Storm-battered North Carolinians are facing a new plague — millions of hungry mosquitoes, with some invading buggers three times the size of more common species.

Mosquitoes lay their eggs in standing water — of which there is now plenty in the Tar Heel State — thanks to flooding caused by Hurricane Florence, which dumped more than 30 inches of rain on the region.

“It’s like “a bad science fiction movie,” Robert Phillips told the Fayetteville Observer. “They were inundating me, and one landed on me. It was like a small blackbird. I told my wife, ‘Gosh, look at the size of this thing.’ I told her that I guess I’m going to have to use a shotgun on these things if they get any bigger.”

Cassie Vadovsky, brought her four-year-olds home to find a swarm of the blood-thirsty, zebra-striped pests ready to attack.

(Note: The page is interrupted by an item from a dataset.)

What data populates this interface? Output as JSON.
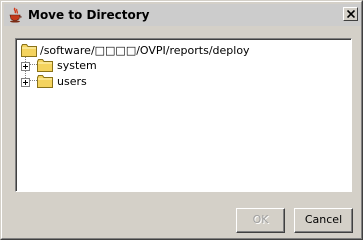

“It was like a flurry — like it was snowing mosquitoes,” the stay-at-home mother of two said. “I think my car agitated them. I waited for them to calm down before I grabbed the kids and then ran into the house.”

She posted a video of the swarm on Facebook that’s received 128,000 views.

In it, her daughter wonders: “Why are you doing that — taking pictures of the wasps?” Vadovsky responds, “They’re not wasps. They’re mosquitoes.”

The ones Vadovsky filmed are called “Gallinippers,” or “Psorophora ciliata,” according to entomologist Michael Waldvogel of North Carolina State, which can be three times as large as other, more common species.

“I’m not even on the side of town that had the major flooding.” Vadovsky said. “Imagine how bad it could be over on that end.”

Michael Reiskind, an entomologist and associate professor at North Carolina State University said the giant pests can bite through two layers of clothing.

He did a test in Raleigh, the state’s capital, before the storm and counted three mosquitoes in five minutes. A week later, there were eight in the same time. Two weeks later, there were 50. “And our area didn’t get hit the hardest,” Reinskind told USA Today.

Still, he offered: “People shouldn’t worry too much, a big mosquito is no more dangerous than a little one. They aren’t radioactive or genetically modified or some exotic species, this is just what happens after a hurricane hits.”

As the state waits for some cold weather to wipe the plague out for the winter, Gov. Roy Cooper ordered $4 million in control efforts to help counties hit by the storm.

“FEMA provides reimbursement for local agencies to spray for mosquitos. So, it is possible for a county health department to do aerial spraying but not every county does it,” Reiskind said.

The types of mosquitoes seen in North Carolina can carry West Nile Virus and encephalitis, but are not likely to spread Zika or malaria.